Companies like Google and Apple, for example, rate relatively poorly according to objective measures but are held in high esteem by stakeholders. Conversely, firms in the energy and financial services industries are often believed to have sub-par sustainability performance, despite scoring above-average on objective measures.
It is critical for researchers and managers to understand this misalignment between reality and perception. It suggests building a business case on enhanced stakeholder relationships may not be as straightforward as it appears. Identifying how stakeholders develop their perceptions of a firm’s sustainability performance may be important research that still needs to be done.
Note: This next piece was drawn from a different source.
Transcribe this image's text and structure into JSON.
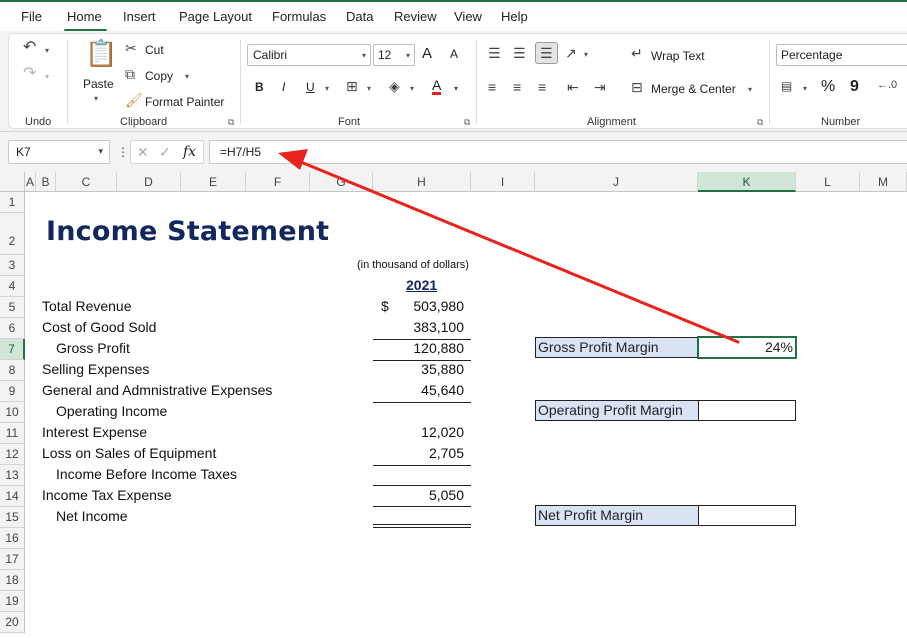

The forthcoming NBS systematic review on decision-making (coming early 2012) outlines a number of biases and limitations of decision-making concerning sustainability. For example, prospect theory shows that people are, irrationally, much more sensitive to losses than gains. And, it just may be that even when stakeholders are inclined to build sustainability into their behaviors, they may simply lack the motivation and ability to differentiate between “good” and “bad” firms.
It would seem that those of us in the “sustainability community” have strikingly different levels of sustainability knowledge and interest than the average person. It might be that they just don’t care like we do.
Does this mean firms should abandon their sustainability initiatives? No. But it does mean that we, as managers and researchers, might want to temper our expectations of the role enhanced stakeholder relations will play in building a sustainability “business case.”